Sunday 29 June 2014

Don't be a Glastonbully

It always makes me slightly uncomfortable to see people writing, Tweeting and whinging about the Glastonbury Festival.  The current trend, as with everything, is to disparage and mock - and I guess that's fair enough, if that's your thing.  But the sneering and snobbery can be pretty unedifying.

Brendan O'Neill makes an interesting point in The Spectator about Glastonbury's move towards regulation, green policing and health-and-safety countermanding the festival's original principals of freedom and sticking two fingers up to 'the man' - but the issue I have is with those who eschew Glastonbury because it has become 'too middle-class', or 'too corporate'.

Ignoring, for a minute, the obvious quandary of defining such 'problems' in the first place (how 'middle-class' is 'too middle-class'? And in today's complex society, what is or isn't 'middle-class' anyway?), it baffles me how people can utter such things and not consider themselves snobbish and élitist.  What people are really saying with statements like these is: "Gastonbury is not for you. We don't want these sorts of people coming 'round here!"
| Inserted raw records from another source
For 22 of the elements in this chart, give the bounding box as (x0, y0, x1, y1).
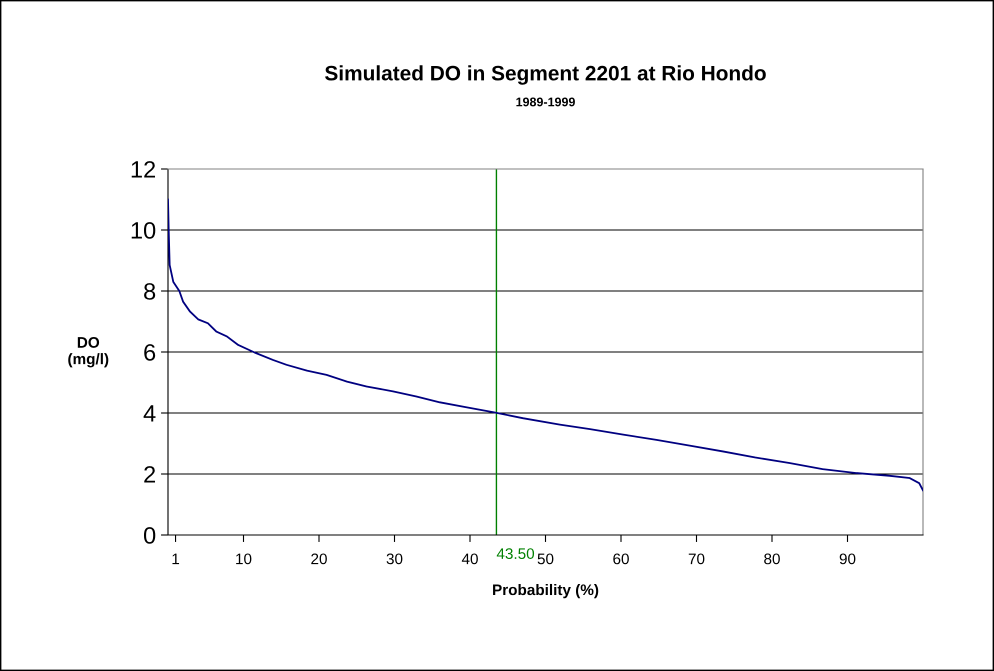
ref-line-label: 43.50 (496, 548, 534, 560)
y-tick-label: 4 (144, 405, 156, 422)
x-tick-label: 20 (311, 553, 327, 564)
x-axis-title: Probability (%) (493, 584, 598, 598)
x-tick-label: 60 (613, 553, 629, 564)
y-tick-label: 2 (144, 466, 156, 483)
y-tick-label: 10 (132, 222, 156, 239)
x-tick-label: 1 (172, 554, 180, 564)
x-tick-label: 70 (688, 553, 704, 564)
y-tick-label: 12 (132, 161, 156, 178)
x-tick-label: 30 (386, 553, 402, 564)
chart-title: Simulated DO in Segment 2201 at Rio Hondo (325, 65, 766, 85)
chart-subtitle: 1989-1999 (516, 98, 575, 106)
x-tick-label: 10 (236, 553, 252, 564)
y-tick-label: 8 (144, 283, 156, 300)
x-tick-label: 80 (764, 553, 780, 564)
y-tick-label: 0 (144, 527, 156, 544)
y-axis-title: DO (mg/l) (68, 337, 108, 368)
x-tick-label: 50 (538, 553, 554, 564)
x-tick-label: 90 (840, 553, 856, 564)
x-tick-label: 40 (462, 553, 478, 564)
y-tick-label: 6 (144, 344, 156, 361)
What would be the reaction if, for example, affluent golf club members were seen to be complaining that their club had started letting in 'the wrong class of people', and that this was ruining the atmosphere of the place?  Not good; but how is that any different, in principle, from some festival-goers' attitudes towards Glastonbury?
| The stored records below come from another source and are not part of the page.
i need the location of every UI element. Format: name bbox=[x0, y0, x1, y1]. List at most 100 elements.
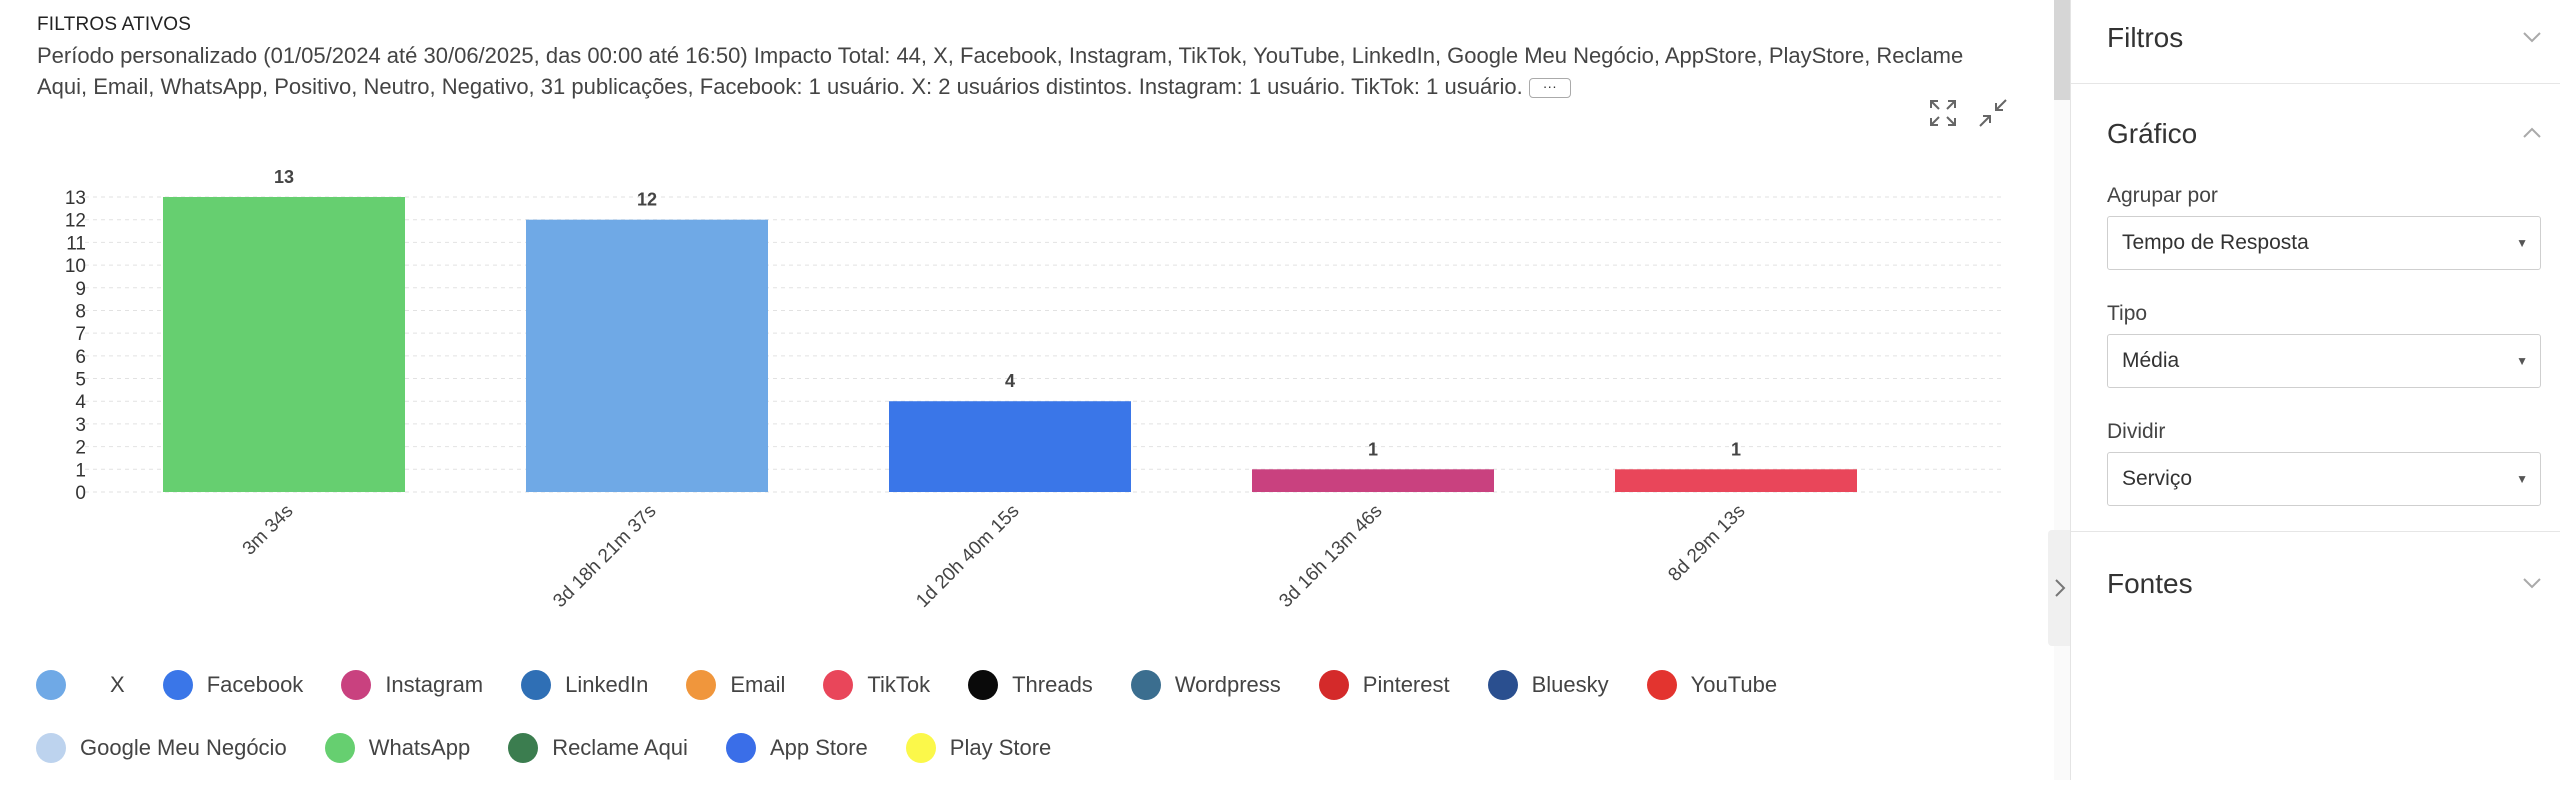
filtros-heading[interactable]: Filtros bbox=[2107, 22, 2184, 53]
y-tick-label: 10 bbox=[65, 256, 86, 277]
x-tick-label: 1d 20h 40m 15s bbox=[912, 501, 1023, 612]
legend-item[interactable]: Play Store bbox=[905, 733, 1052, 763]
bar-data-label: 12 bbox=[637, 190, 657, 210]
legend-color-swatch bbox=[686, 670, 717, 700]
x-tick-label: 3d 18h 21m 37s bbox=[549, 501, 660, 612]
legend-item[interactable]: Facebook bbox=[162, 670, 303, 700]
chart-legend: X Facebook Instagram LinkedIn Email TikTok Thr… bbox=[36, 666, 2016, 792]
legend-item[interactable]: Instagram bbox=[341, 670, 483, 700]
legend-item[interactable]: Email bbox=[686, 670, 785, 700]
chevron-down-icon[interactable] bbox=[2521, 572, 2543, 594]
y-tick-label: 13 bbox=[65, 188, 86, 209]
bar[interactable] bbox=[1252, 469, 1494, 492]
legend-color-swatch bbox=[1130, 670, 1161, 700]
y-tick-label: 2 bbox=[75, 438, 86, 459]
legend-color-swatch bbox=[36, 733, 66, 763]
legend-color-swatch bbox=[521, 670, 552, 700]
y-tick-label: 0 bbox=[75, 483, 86, 504]
legend-item[interactable]: TikTok bbox=[823, 670, 930, 700]
y-tick-label: 1 bbox=[75, 460, 86, 481]
legend-color-swatch bbox=[1646, 670, 1677, 700]
settings-sidebar: Filtros Gráfico Agrupar por Tempo de Res… bbox=[2070, 0, 2560, 780]
grafico-heading[interactable]: Gráfico bbox=[2107, 118, 2198, 149]
x-tick-label: 3d 16h 13m 46s bbox=[1275, 501, 1386, 612]
bar[interactable] bbox=[889, 401, 1131, 492]
collapse-icon[interactable] bbox=[1978, 98, 2008, 128]
bar-data-label: 4 bbox=[1005, 371, 1015, 391]
legend-item[interactable]: Reclame Aqui bbox=[508, 733, 688, 763]
y-tick-label: 11 bbox=[66, 233, 86, 254]
chart-bars bbox=[163, 197, 1857, 492]
y-tick-label: 4 bbox=[75, 392, 86, 413]
legend-label: LinkedIn bbox=[565, 672, 649, 697]
main-scrollbar[interactable] bbox=[2054, 0, 2070, 780]
bar[interactable] bbox=[1615, 469, 1857, 492]
chevron-up-icon[interactable] bbox=[2521, 122, 2543, 144]
expand-icon[interactable] bbox=[1928, 98, 1958, 128]
legend-color-swatch bbox=[1487, 670, 1518, 700]
legend-item[interactable]: LinkedIn bbox=[521, 670, 648, 700]
legend-item[interactable]: Bluesky bbox=[1487, 670, 1609, 700]
fontes-section[interactable]: Fontes bbox=[2071, 532, 2560, 632]
y-tick-label: 9 bbox=[75, 279, 86, 300]
agrupar-select[interactable]: Tempo de Resposta ▼ bbox=[2107, 216, 2541, 270]
legend-color-swatch bbox=[823, 670, 854, 700]
y-tick-label: 12 bbox=[65, 211, 86, 232]
bar-data-labels: 13 12 4 1 1 bbox=[274, 167, 1741, 459]
legend-label: WhatsApp bbox=[368, 735, 471, 760]
y-tick-label: 6 bbox=[75, 347, 86, 368]
legend-label: X bbox=[110, 672, 125, 697]
legend-label: Bluesky bbox=[1531, 672, 1609, 697]
legend-item[interactable]: WhatsApp bbox=[324, 733, 471, 763]
agrupar-label: Agrupar por bbox=[2107, 184, 2218, 207]
filtros-section[interactable]: Filtros bbox=[2071, 0, 2560, 84]
legend-item[interactable]: Google Meu Negócio bbox=[36, 733, 287, 763]
bar-data-label: 1 bbox=[1731, 439, 1741, 459]
show-more-button[interactable]: ··· bbox=[1528, 78, 1571, 99]
legend-label: Email bbox=[730, 672, 786, 697]
legend-color-swatch bbox=[162, 670, 193, 700]
dividir-value: Serviço bbox=[2122, 467, 2193, 490]
legend-item[interactable]: Pinterest bbox=[1318, 670, 1450, 700]
y-tick-label: 3 bbox=[75, 415, 86, 436]
bar[interactable] bbox=[526, 219, 768, 492]
dropdown-caret-icon: ▼ bbox=[2516, 236, 2528, 250]
legend-color-swatch bbox=[1318, 670, 1349, 700]
sidebar-toggle-button[interactable] bbox=[2048, 530, 2072, 646]
scrollbar-thumb[interactable] bbox=[2054, 0, 2070, 100]
fontes-heading[interactable]: Fontes bbox=[2107, 568, 2193, 599]
legend-item[interactable]: App Store bbox=[725, 733, 868, 763]
legend-item[interactable]: Wordpress bbox=[1130, 670, 1281, 700]
legend-row: Google Meu Negócio WhatsApp Reclame Aqui Ap… bbox=[36, 729, 2016, 767]
legend-label: App Store bbox=[769, 735, 868, 760]
legend-color-swatch bbox=[725, 733, 756, 763]
dividir-select[interactable]: Serviço ▼ bbox=[2107, 452, 2541, 506]
y-tick-label: 5 bbox=[75, 370, 86, 391]
x-tick-label: 3m 34s bbox=[239, 501, 298, 560]
legend-label: TikTok bbox=[867, 672, 931, 697]
bar-data-label: 1 bbox=[1368, 439, 1378, 459]
legend-color-swatch bbox=[905, 733, 936, 763]
active-filters-description: Período personalizado (01/05/2024 até 30… bbox=[37, 40, 1997, 102]
dropdown-caret-icon: ▼ bbox=[2516, 472, 2528, 486]
tipo-value: Média bbox=[2122, 349, 2180, 372]
tipo-label: Tipo bbox=[2107, 302, 2148, 325]
legend-label: Play Store bbox=[949, 735, 1052, 760]
dropdown-caret-icon: ▼ bbox=[2516, 354, 2528, 368]
y-tick-label: 8 bbox=[75, 301, 86, 322]
legend-label: Threads bbox=[1012, 672, 1093, 697]
dividir-label: Dividir bbox=[2107, 420, 2166, 443]
legend-item[interactable]: X bbox=[36, 670, 125, 700]
bar[interactable] bbox=[163, 197, 405, 492]
legend-label: Wordpress bbox=[1174, 672, 1281, 697]
legend-item[interactable]: Threads bbox=[968, 670, 1093, 700]
agrupar-value: Tempo de Resposta bbox=[2122, 231, 2309, 254]
legend-item[interactable]: YouTube bbox=[1646, 670, 1777, 700]
chevron-down-icon[interactable] bbox=[2521, 26, 2543, 48]
active-filters-title: FILTROS ATIVOS bbox=[37, 14, 192, 35]
legend-color-swatch bbox=[324, 733, 355, 763]
legend-row: X Facebook Instagram LinkedIn Email TikTok Thr… bbox=[36, 666, 2016, 704]
tipo-select[interactable]: Média ▼ bbox=[2107, 334, 2541, 388]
Surely the founding ethos of a music festival like Glastonbury is that it is an inclusive and welcoming community, and that the usual conventions of an often divisive and cut-throat society do not apply?  By denouncing Glastonbury as 'full of the wrong types of people', those expounding these views have become everything which they would normally profess to hate - élitist, classist, prejudicial snobs, looking down their noses at people for being different from them.